Het Nationaal George Enescu Museum is gevestigd in het Cantacuzino Paleis (foto) in Boekarest. Het Paleis is gebouwd in 1901, door Gheorghe Grigore Cantacuzino (foto). Na het overlijden van Cantacuzino in 1913, werd het paleis nagelaten aan zijn zoon Mihail G. Cantacuzino (1867-1928) en zijn vrouw, Maria (Maruca) Tescanu Rosetti (1879-1968), een hofdame van de artistieke koningin, Marie Alexandra Victoria van Edinburgh (foto) (een kleindochter van koningin Victoria), de gemalin van de Roemeense koning, Ferdinand Victor Albert Meinrad van Hohenzollern-Sigmaringen (foto).
Ferdinand was de zoon van Leopold van Hohenzollern-Sigmaringen, die in rivaliteit met Amadeus van Savoie, aanspraak maakte op de Spaanse troon, wat de directe aanleiding was geweest tot de Frans-Duitse Oorlog (19 juli 1870 tot 10 mei 1871), een gewapend conflict tussen Frankrijk en een door Pruisen aangevoerde coalitie van de Noord-Duitse Bond en een aantal Zuid-Duitse koninkrijken.

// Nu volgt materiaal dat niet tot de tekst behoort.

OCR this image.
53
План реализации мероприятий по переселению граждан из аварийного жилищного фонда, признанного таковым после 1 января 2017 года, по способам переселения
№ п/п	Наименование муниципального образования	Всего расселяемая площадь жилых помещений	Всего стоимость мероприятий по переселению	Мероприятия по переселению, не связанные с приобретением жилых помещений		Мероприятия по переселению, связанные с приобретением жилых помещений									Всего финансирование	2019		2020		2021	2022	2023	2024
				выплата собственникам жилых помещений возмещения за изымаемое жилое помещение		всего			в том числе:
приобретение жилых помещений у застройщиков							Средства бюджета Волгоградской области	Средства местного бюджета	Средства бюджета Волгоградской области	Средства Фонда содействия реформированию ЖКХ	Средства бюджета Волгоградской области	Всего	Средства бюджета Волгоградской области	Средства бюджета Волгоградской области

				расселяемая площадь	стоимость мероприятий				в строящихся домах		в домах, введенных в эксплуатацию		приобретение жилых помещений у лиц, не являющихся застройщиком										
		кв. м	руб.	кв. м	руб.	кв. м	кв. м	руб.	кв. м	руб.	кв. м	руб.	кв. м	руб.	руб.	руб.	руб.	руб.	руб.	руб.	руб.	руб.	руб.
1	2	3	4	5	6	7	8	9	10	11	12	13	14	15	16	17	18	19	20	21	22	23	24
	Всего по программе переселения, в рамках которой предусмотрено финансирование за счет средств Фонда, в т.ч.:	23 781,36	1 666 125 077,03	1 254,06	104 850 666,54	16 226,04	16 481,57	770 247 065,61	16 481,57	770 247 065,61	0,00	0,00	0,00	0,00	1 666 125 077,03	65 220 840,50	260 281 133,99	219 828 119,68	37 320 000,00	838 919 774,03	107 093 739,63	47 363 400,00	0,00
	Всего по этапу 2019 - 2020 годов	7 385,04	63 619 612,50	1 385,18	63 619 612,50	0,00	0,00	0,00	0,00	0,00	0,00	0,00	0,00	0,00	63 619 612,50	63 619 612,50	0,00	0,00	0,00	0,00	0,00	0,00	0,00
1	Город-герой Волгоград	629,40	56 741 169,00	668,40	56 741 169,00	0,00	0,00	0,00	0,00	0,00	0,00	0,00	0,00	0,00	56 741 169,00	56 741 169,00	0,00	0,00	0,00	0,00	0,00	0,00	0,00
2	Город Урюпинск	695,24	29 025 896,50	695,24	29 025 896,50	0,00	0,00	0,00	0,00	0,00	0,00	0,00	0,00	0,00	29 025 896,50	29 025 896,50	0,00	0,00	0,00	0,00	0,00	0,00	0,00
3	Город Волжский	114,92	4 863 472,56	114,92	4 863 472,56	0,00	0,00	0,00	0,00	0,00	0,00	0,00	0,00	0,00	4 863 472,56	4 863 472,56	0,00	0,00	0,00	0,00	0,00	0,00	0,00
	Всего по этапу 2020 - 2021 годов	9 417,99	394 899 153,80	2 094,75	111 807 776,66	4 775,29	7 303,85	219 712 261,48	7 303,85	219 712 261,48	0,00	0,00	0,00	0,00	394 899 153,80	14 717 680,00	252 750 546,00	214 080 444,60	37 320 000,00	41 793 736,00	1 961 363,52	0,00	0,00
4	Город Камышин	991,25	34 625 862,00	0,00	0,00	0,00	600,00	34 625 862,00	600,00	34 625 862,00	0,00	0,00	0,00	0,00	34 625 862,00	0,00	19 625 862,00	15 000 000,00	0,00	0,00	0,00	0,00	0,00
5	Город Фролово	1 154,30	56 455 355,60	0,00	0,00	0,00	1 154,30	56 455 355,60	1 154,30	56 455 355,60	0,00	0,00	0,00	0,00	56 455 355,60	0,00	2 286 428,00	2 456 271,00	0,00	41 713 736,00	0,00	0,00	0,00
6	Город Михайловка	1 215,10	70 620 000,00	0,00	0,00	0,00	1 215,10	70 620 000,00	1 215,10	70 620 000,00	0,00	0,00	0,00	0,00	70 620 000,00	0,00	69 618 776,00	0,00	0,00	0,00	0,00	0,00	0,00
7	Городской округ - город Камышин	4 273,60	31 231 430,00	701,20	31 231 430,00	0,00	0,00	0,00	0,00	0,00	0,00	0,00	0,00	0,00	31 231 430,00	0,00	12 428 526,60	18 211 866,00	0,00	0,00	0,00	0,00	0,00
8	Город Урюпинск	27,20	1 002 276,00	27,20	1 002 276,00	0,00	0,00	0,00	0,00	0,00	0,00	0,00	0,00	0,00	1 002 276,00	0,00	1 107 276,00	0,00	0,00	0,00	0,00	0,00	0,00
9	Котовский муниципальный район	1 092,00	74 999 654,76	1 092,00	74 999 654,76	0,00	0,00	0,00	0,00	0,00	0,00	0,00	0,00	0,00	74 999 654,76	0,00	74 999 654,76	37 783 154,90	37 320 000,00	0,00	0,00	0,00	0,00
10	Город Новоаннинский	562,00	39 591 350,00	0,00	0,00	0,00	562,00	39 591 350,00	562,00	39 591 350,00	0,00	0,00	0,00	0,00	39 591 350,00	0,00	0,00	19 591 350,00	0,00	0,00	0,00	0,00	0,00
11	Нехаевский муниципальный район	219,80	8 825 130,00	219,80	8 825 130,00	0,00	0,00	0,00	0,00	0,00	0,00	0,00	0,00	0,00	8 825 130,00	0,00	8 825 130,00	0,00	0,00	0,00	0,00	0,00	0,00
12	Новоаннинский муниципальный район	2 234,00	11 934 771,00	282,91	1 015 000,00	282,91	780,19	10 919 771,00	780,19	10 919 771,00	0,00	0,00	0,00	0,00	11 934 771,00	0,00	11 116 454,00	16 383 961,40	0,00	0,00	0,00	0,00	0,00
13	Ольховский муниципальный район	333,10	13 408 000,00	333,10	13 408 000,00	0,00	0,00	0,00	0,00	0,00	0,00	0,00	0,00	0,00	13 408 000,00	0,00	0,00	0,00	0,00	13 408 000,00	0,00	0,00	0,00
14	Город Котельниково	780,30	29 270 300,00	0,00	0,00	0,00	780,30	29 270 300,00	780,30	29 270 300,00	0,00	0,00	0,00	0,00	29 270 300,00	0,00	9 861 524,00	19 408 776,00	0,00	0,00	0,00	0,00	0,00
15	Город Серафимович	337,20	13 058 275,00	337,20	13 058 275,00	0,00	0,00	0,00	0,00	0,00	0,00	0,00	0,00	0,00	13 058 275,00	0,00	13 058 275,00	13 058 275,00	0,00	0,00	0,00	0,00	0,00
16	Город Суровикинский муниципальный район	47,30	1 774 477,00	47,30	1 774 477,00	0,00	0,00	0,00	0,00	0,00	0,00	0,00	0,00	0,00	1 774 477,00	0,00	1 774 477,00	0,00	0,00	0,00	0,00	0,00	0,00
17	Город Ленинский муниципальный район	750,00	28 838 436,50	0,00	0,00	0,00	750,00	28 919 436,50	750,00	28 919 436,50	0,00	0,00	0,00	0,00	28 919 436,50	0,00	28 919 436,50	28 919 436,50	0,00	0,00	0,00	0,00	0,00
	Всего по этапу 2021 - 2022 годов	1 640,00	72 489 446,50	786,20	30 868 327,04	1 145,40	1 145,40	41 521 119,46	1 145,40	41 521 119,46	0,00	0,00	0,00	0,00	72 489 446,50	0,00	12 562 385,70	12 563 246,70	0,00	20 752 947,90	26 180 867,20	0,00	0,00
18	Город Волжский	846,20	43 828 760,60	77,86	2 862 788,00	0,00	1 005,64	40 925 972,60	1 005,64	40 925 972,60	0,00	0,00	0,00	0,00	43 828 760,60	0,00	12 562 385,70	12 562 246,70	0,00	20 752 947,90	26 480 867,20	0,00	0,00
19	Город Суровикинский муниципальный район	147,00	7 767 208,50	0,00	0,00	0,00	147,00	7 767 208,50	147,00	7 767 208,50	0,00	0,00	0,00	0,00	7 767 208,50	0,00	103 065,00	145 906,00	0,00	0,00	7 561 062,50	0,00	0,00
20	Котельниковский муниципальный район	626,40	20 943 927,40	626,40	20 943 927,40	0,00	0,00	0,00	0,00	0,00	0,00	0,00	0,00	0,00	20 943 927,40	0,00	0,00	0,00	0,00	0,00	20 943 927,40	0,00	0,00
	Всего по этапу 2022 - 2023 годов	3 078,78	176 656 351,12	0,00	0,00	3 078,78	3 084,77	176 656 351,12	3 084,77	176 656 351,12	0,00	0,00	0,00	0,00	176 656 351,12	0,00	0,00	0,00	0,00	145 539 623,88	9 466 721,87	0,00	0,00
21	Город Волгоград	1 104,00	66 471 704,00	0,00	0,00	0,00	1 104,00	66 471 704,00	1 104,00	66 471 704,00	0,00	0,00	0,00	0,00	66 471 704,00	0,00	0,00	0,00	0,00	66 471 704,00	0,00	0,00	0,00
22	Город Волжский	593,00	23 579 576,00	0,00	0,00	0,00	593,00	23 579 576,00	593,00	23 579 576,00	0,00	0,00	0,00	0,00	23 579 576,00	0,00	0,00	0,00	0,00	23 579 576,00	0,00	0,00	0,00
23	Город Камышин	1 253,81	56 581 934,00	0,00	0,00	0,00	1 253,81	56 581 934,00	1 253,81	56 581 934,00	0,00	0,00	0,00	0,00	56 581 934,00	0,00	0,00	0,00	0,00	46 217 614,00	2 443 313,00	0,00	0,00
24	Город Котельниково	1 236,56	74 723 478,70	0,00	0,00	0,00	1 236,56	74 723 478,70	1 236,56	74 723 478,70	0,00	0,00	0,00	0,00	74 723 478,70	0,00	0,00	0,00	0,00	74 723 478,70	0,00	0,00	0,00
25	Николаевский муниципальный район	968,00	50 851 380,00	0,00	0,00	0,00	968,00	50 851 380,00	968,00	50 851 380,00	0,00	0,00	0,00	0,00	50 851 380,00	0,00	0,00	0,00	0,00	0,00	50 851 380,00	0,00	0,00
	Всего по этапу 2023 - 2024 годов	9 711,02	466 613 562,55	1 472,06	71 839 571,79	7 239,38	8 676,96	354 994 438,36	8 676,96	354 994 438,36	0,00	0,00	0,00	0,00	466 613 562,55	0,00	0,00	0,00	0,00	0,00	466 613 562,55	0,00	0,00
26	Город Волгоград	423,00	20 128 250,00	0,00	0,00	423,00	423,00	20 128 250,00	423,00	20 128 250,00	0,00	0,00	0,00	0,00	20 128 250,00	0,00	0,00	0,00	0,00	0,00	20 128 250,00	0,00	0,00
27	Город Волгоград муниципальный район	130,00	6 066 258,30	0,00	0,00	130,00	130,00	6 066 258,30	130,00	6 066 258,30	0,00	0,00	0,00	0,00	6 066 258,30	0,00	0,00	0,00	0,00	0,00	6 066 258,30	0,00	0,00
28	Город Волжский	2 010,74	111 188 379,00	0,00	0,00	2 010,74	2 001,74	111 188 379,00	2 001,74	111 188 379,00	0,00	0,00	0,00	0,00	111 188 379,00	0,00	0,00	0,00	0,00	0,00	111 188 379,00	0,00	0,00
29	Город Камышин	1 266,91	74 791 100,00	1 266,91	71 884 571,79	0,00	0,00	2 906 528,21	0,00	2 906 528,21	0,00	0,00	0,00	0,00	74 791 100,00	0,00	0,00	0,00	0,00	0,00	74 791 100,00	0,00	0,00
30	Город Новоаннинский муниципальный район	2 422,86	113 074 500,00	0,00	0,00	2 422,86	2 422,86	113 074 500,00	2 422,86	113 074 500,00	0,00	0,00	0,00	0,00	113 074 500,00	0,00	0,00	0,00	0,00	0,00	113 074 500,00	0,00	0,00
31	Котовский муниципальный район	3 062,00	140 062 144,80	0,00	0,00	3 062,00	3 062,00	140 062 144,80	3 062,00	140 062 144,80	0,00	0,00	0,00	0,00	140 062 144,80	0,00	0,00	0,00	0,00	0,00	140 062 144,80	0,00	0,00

Het eindresultaat was een overwinning voor Pruisen en zijn bondgenoten, wat leidde tot de val van het Tweede Franse Keizerrijk en de afzetting van de Franse keizer Napoleon III, en de oprichting van het Duits Keizerrijk.
Na het overlijden van Mihail G. Cantacuzino, hertrouwde Maria in 1937, met George Enescu. Na het overlijden van George Enescu, doneerde Maria het paleis om er een museum in te richten met herinneringen aan het leven van George Enescu. In 1956, werd het museum geopend. In het museum zijn een aantal kamers met vele werken van Enescu en de geschiedenis van zijn leven. Achter het museum ligt ”The house of memory”. Daar kan u een kijkje nemen in het huis waar George Enescu en zijn vrouw Maria, een aantal jaren hebben gewoond.
George Enescu kreeg zijn eerste vioollessen van een zigeunerviolist. Op advies van Eduard Caudella, leerling van Vieuxtemps en toen de meest vooraanstaande Roemeense componist, ging hij in 1888 naar het conservatorium in Wenen, waar hij viool studeerde bij Joseph Hellmesberger jr en lessen contrapunt en compositie volgde bij Robert Fuchs. In 1893 ging hij naar Parijs om compositielessen te volgen bij Jules Massenet en vervolgens bij Gabriel Fauré aan het Conservatorium, waar hij contrapunt en fuga studeerde bij André Gédalge en viool bij Martin Pierre Marsick. In 1897, werd in Parijs een programma met zijn muziek gegeven en in 1899, toen hij de eerste prijs viool aan het conservatorium won, was hij op weg om een gevestigde waarde als componist te worden.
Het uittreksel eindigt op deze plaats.